Дон прищурился, глядя на колокольню.
– Голос у нее славный, точно. Всю ночь бы слушал. Но вот что бы вы сказали про лагерь, если б послушали, как все пели в церкви пару часов назад. Пока начинали – да, это было еще пение. Но уже вскоре просто жужжали – одну идиотскую ноту. Будто ты в самом большом в мире улье, да еще все вокруг изнутри. Глаза, на хрен, просто сверкают. Они не дымятся, но от них веет жаром, да таким, что с ног валит. А иногда жужжат так громко, что череп начинает дрожать и хочется кулак запихнуть в рот, чтобы не закричать.
Они пошли дальше; камни и глина поскрипывали под ногами.
– И вы не можете присоединиться? Вы не сияете с ними?
– Пару раз получилось. Но в итоге вышло как-то не так. И не в том дело, что бьет крепко – хотя когда в себя прихожу, череп, на хрен, гудит, будто я литр виски жахнул. И не в том дело, что забываешь, кто ты. Это худо… но еще хуже превращаться в Кэрол. Как будто твои мысли передает какая-то далекая радиостанция, а станция Кэрол ближе и забивает твою музыку своей. Ее музыка крепчает и становится громче, а твоя слабеет и затухает. Начинаешь думать, что отец Стори – это
Харпер вздрогнула и прижалась к Дону, чтобы было теплее.
Они дошли до пристани, и Дон помог Харпер забраться в шлюпку. Она порадовалась, что он поддерживает ее.

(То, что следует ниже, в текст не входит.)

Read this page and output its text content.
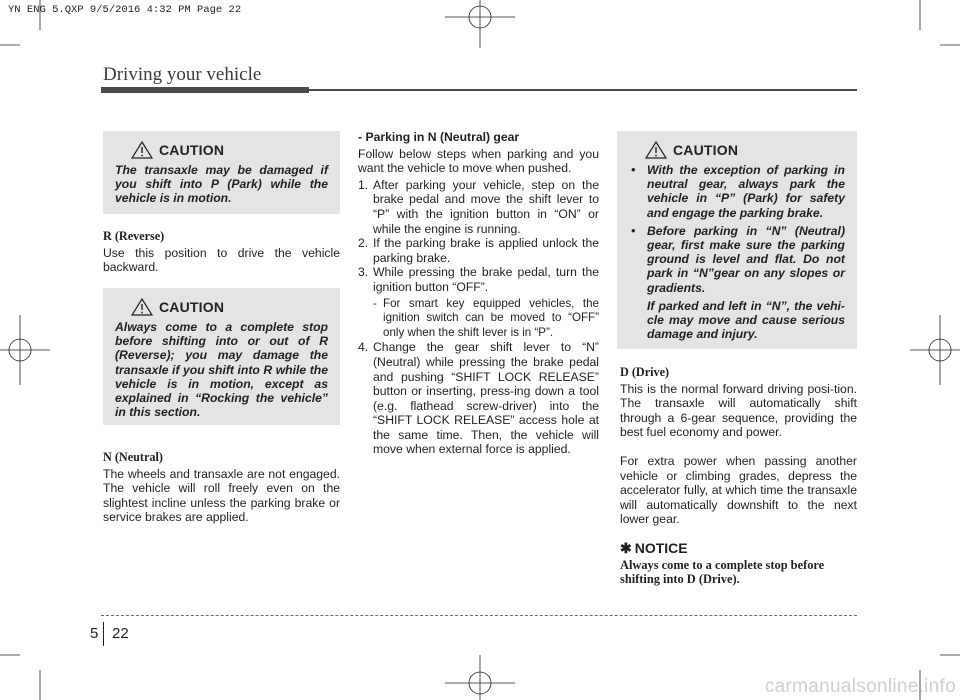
YN ENG 5.QXP 9/5/2016 4:32 PM Page 22
Driving your vehicle
CAUTION
The transaxle may be damaged if you shift into P (Park) while the vehicle is in motion.
R (Reverse)

Use this position to drive the vehicle backward.

CAUTION
Always come to a complete stop before shifting into or out of R (Reverse); you may damage the transaxle if you shift into R while the vehicle is in motion, except as explained in “Rocking the vehicle” in this section.
N (Neutral)

The wheels and transaxle are not engaged. The vehicle will roll freely even on the slightest incline unless the parking brake or service brakes are applied.

- Parking in N (Neutral) gear

Follow below steps when parking and you want the vehicle to move when pushed.

1. After parking your vehicle, step on the brake pedal and move the shift lever to “P” with the ignition button in “ON” or while the engine is running.
2. If the parking brake is applied unlock the parking brake.
3. While pressing the brake pedal, turn the ignition button “OFF”.
- For smart key equipped vehicles, the ignition switch can be moved to “OFF” only when the shift lever is in “P”.
4. Change the gear shift lever to “N” (Neutral) while pressing the brake pedal and pushing “SHIFT LOCK RELEASE” button or inserting, press-ing down a tool (e.g. flathead screw-driver) into the “SHIFT LOCK RELEASE” access hole at the same time. Then, the vehicle will move when external force is applied.
CAUTION
• With the exception of parking in neutral gear, always park the vehicle in “P” (Park) for safety and engage the parking brake.
• Before parking in “N” (Neutral) gear, first make sure the parking ground is level and flat. Do not park in “N”gear on any slopes or gradients.

If parked and left in “N”, the vehi-cle may move and cause serious damage and injury.

D (Drive)

This is the normal forward driving posi-tion. The transaxle will automatically shift through a 6-gear sequence, providing the best fuel economy and power.

For extra power when passing another vehicle or climbing grades, depress the accelerator fully, at which time the transaxle will automatically downshift to the next lower gear.

✱ NOTICE
Always come to a complete stop before shifting into D (Drive).
5 22
carmanualsonline.info
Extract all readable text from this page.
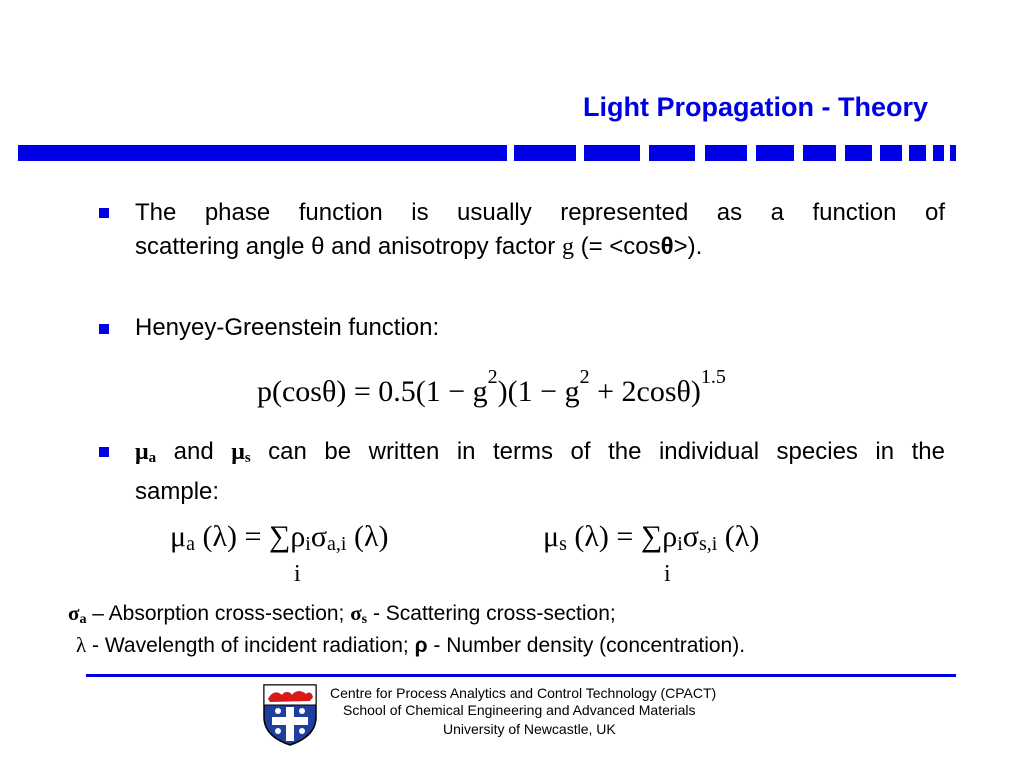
Light Propagation - Theory
The phase function is usually represented as a function of
scattering angle θ and anisotropy factor g (= <cosθ>).
Henyey-Greenstein function:
$p(\cos\theta) = 0.5(1 - g^2)(1 - g^2 + 2\cos\theta)^{1.5}$
μa and μs can be written in terms of the individual species in the
sample:
$\mu_a$ $(\lambda) = \sum\rho_i\sigma_{a,i}$ (λ)
i
$\mu_s$ $(\lambda) = \sum\rho_i\sigma_{s,i}$ (λ)
i
σa – Absorption cross-section; σs - Scattering cross-section;
λ - Wavelength of incident radiation; ρ - Number density (concentration).
Centre for Process Analytics and Control Technology (CPACT)
School of Chemical Engineering and Advanced Materials
University of Newcastle, UK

За последние месяцы Харпер часто переплывала протоку, но сегодня впервые нетвердо стояла на ногах и с трудом удерживала равновесие.
Несколько глубоких, ровных гребков – и они отошли от берега. Дон сидел на банке между весел, наклонялся и вытягивался в струнку, становясь похожим на ломтик вяленой говядины – жилистый и жесткий.